Sunday, August 30, 2009


Pesto spoon

I planted a lot of basil this year. A whole lotta basil. My basil patch was about four foot long and five feet high (that's as high as me!). I know, it's a lot of basil. Why did I plant so much?? Well to cook with of course. It's one of my favorites to cook with, but the main reason for the copious amount was...... I wanted to make my own pesto and that requires a whole hecka of a lot of it.

Friday I had the day off so I recruited the kids to help me harvest (I had Sara too so that was an extra set of hands as well). Off we went to give the basil patch a real good thinning. We put a big dent in those plants I tell ya. We came back in the house with some overflowing baskets of the green stuff.

We sat pulling all the leaves off the stems, our fingers turning green and smelly. Not the bad kind of smelly but the very good kind. Even after a few good scrubbing, we all still smelled like basil. Once the leaves were plucked, I gave the leaves a good washing in my salad spinner and laid them on the table to dry. My entire table was covered. I should have taken a picture, it was a sea of green.

Pesto Collage

I use Ina Gartens pesto recipe. It's fast and easy and uses a combination of walnuts and pinenuts, which gives this pesto terrific flavor. We doubled the recipe so we'd have enough pesto to last us until next summer.

We used 10 cups of packed basil. 10!!
I kept one jar for the fridge and put the rest in the freezer.

Ina’s Pesto
Printable recipe
¼ cup walnuts
¼ pignolis (pine nuts)
3 tablespoons chopped garlic (about 9 cloves)
5 cups fresh basil leaves, packed
1-teaspoon kosher salt
1 teaspoon freshly ground black pepper
1 ½ cups good olive oil
1 cup freshly grated Parmesan

Place the walnuts, pine nuts and garlic in the bowl of a food processor fitted with a steel blade. Process for 15 seconds. Add the basil leave and the salt and pepper. With the processor running, slowly pour the olive il into the bowl through the feed tube and process until the pesto is thoroughly pureed. Add the Parmesan and puree for 1 minute. Use right away or store in the refrigerator or freezer with a thin film of olive oil on top.

Notes: Air is the enemy of pesto.
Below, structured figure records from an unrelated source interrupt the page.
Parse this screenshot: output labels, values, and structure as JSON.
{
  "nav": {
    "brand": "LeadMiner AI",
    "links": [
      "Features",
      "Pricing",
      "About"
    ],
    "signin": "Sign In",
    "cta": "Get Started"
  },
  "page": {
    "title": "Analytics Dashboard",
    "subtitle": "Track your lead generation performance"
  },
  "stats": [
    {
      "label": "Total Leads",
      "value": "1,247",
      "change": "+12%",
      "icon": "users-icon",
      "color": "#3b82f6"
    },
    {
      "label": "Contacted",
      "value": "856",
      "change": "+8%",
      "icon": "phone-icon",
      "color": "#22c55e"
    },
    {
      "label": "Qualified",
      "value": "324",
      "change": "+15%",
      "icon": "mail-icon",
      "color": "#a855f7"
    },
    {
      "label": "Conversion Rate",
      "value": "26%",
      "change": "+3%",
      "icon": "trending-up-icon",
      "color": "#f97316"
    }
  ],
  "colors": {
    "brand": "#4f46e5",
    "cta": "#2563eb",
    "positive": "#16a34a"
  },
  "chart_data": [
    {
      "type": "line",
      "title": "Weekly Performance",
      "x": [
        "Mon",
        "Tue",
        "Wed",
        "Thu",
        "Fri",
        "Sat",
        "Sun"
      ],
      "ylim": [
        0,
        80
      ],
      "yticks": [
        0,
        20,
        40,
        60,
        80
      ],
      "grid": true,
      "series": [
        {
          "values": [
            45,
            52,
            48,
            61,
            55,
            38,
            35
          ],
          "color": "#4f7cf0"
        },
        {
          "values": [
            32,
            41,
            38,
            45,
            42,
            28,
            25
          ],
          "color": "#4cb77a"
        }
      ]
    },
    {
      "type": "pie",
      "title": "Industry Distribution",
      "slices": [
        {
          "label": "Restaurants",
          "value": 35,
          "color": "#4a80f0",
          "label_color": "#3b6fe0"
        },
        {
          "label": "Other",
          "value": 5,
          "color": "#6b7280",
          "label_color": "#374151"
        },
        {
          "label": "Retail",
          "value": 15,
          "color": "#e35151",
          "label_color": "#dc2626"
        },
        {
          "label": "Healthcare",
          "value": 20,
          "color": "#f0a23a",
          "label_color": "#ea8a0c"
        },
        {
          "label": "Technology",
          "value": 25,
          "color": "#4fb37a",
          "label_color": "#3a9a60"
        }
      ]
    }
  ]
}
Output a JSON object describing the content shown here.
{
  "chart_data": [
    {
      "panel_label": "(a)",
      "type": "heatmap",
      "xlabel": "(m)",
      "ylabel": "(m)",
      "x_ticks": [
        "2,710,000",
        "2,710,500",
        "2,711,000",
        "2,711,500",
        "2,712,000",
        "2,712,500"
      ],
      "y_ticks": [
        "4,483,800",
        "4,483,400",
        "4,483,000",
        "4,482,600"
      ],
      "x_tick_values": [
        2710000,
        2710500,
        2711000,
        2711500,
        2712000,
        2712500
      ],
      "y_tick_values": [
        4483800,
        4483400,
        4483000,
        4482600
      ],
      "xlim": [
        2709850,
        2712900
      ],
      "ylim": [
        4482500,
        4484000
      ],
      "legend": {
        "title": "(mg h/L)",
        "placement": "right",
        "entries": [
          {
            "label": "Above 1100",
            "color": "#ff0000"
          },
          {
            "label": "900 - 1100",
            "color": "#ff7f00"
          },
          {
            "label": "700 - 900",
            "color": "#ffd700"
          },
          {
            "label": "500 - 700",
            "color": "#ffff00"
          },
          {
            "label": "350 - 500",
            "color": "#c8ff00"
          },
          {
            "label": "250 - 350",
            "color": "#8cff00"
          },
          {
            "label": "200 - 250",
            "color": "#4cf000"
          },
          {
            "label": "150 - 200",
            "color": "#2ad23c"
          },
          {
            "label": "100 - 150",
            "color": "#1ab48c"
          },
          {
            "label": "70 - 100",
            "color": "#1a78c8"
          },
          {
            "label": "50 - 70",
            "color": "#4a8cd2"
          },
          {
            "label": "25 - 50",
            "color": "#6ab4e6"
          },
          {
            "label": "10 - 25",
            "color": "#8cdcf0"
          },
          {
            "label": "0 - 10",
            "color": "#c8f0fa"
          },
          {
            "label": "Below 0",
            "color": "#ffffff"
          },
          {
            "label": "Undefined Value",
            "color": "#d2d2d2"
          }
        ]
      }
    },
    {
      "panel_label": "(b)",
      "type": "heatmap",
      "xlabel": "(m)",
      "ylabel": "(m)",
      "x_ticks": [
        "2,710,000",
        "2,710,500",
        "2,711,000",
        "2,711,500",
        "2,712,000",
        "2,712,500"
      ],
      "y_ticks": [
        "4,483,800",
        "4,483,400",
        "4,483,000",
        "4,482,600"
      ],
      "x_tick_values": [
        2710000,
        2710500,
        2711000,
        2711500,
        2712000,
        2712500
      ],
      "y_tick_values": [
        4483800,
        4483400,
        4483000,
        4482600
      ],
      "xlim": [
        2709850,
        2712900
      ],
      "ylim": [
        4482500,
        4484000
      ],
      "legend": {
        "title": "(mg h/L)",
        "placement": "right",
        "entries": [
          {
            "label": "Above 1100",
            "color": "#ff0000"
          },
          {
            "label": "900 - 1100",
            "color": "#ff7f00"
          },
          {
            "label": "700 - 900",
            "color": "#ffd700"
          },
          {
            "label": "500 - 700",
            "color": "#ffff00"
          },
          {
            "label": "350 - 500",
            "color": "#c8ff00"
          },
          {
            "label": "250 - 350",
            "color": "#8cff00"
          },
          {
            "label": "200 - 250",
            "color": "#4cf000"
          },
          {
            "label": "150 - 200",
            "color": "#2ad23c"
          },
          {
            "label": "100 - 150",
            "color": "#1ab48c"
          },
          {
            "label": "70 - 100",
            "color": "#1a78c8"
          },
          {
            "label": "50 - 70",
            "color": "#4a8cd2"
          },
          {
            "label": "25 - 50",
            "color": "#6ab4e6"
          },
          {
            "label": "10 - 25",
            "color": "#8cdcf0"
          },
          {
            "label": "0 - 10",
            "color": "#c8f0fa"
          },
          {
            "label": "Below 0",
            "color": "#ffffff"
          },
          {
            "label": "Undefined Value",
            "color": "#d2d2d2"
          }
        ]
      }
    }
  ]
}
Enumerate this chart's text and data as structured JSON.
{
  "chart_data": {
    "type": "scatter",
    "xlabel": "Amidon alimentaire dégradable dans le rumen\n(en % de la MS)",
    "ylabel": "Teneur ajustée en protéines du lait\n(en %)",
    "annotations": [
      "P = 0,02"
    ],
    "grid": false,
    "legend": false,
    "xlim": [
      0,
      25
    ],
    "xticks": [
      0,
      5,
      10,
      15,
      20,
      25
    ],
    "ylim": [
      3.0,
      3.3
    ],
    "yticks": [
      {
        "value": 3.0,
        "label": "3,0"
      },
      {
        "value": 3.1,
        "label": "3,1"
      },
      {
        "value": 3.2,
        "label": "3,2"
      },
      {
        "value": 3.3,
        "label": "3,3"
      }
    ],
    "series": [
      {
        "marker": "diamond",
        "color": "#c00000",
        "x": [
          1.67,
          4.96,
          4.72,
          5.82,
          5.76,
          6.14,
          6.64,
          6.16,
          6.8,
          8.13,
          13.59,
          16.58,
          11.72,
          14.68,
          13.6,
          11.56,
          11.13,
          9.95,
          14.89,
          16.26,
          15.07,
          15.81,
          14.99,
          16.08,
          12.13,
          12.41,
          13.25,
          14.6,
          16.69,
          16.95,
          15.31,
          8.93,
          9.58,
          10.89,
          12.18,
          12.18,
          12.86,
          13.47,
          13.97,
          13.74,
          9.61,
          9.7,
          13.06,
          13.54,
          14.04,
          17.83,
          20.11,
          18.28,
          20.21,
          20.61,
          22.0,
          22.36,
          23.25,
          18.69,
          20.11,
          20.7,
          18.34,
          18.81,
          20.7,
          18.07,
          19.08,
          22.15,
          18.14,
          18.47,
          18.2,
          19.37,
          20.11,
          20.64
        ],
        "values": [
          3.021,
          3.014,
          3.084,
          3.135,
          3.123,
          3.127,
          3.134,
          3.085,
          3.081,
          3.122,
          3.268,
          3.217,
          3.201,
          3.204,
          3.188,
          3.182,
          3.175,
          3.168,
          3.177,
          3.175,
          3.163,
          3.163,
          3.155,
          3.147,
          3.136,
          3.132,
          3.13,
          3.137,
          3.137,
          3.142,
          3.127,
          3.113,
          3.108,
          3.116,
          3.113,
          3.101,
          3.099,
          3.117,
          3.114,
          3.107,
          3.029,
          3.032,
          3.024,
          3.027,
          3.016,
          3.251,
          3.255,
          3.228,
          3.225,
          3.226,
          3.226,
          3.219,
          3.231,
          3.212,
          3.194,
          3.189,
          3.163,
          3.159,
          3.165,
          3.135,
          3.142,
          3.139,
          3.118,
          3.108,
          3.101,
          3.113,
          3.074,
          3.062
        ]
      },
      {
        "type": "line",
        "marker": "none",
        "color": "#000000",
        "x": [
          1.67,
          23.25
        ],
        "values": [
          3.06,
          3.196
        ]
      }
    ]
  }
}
For freezing, pack in a container with a film of oil, or place plastic wrap directly on top with the air pressed out.

To clean basil, remove the leaves, swirl them in a bowl of water, and then spin them very dry in a salad spinner. Store in a closed plastic bag with a slightly damp paper towel. As long as the leaves are dry they will stay green for several days.



Doreen Frost said...

Lisa..this pesto looks amazing!!! I too grow basil and I've never thought to make pesto..thank you for the suggestion and the wonderful recipe. I'm sure I do not have 10 cups I'll have to adjust the recipe :).

It looks so pretty all packaged up..what a great gift it would make :)

Have a wonderful day

The Cutting Edge of Ordinary said...

Doreen, I double the recipe, so if you can muster up 5 cups, that's all you need for pesto throughout the fall and winter!

Daziano said...

Oh, pesto! Hmmmm!!! Use some on top of minestrone this winter ;)

Anshika said...

I really love to have pesto pasta. Pesto makes it smell so wonderful.

Anonymous said...

I just stumbled upon your blog this morning - your photos are amazing. My boyfriend and I have been talking about making a bulk pesto recipe, as our plants are growing out of control. I have Ina's book, so I think I'll set to work this afternoon. I'll definitely be back here for more!



Melissa said...

So cool that you have enough to last. I really should consider doing some before it's too late.

A sea of green. You totally should have taken a picture.

gardenmama said...

Gorgeous photos!
I love The Barefoot Contessa's recipes!